Question
Question: If a pilgrim owes charities in the form of food, is it permissible to disburse them outside the inviolable Ḥaram?
Answer
Answer—and Allah grants success: The scholars of the madhhab said: Everything that becomes due in Hajj—be it dam (blood sacrifice), charity, or monetary value—the place of its disbursement is the inviolable Ḥaram (except fasting), if it is due as a fidyah, expiation (kaffārah), compensation (jazāʾ), or the like; and the dam for saʿy may be [slaughtered] wherever he wishes—except for the three days’ fast in the case of the mutamattiʿ.
I say: One can argue for the madhhab’s view by noting that the charity or monetary value due from the pilgrim takes the ruling of a substitute for the dam, and so it should be disbursed where blood-sacrifices are disbursed.
As for fasting: although it is a substitute for the dam, no benefit of it accrues to the people of the Ḥaram.
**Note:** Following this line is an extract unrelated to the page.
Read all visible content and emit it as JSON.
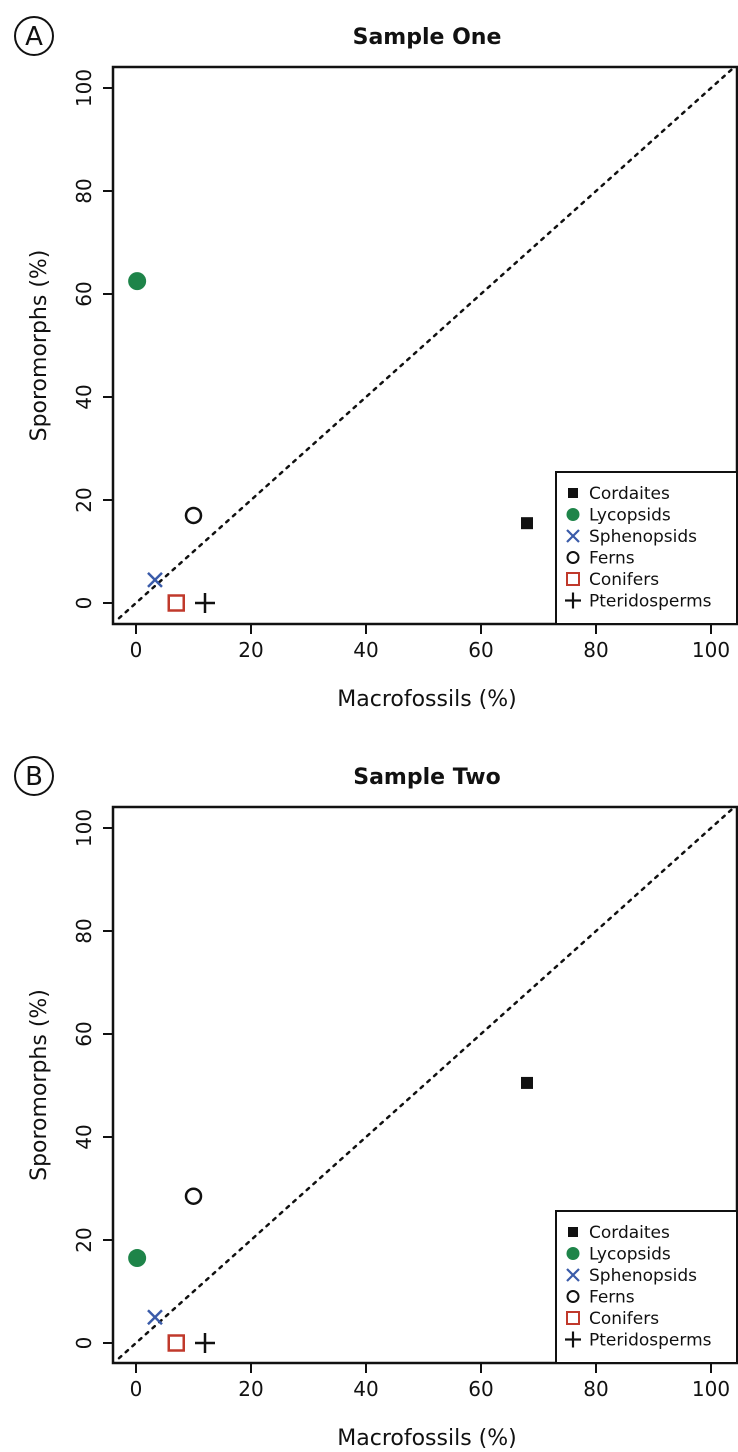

Moreover, a substitute is not restricted to the location of what it substitutes for except by proof—as in the fast of the mutamattiʿ. Specification of place has come only regarding blood-sacrifices, not regarding food and fasting—just as in His saying concerning the compensation for killing game: “…as an offering delivered to the Kaʿbah, or an expiation: feeding the poor, or the equivalent thereof in fasting—so that he may taste the consequence of his deed.” [al-Māʾidah:95]. And His saying: “…and do not shave your heads until the sacrificial animal reaches its place of sacrifice.” [al-Baqarah:196]. And His saying: “Then its place of removal is at the Ancient House.” [al-Ḥajj:33]. The apparent sense of the Qur’anic proof is the permissibility of charity and fasting outside the Ḥaram.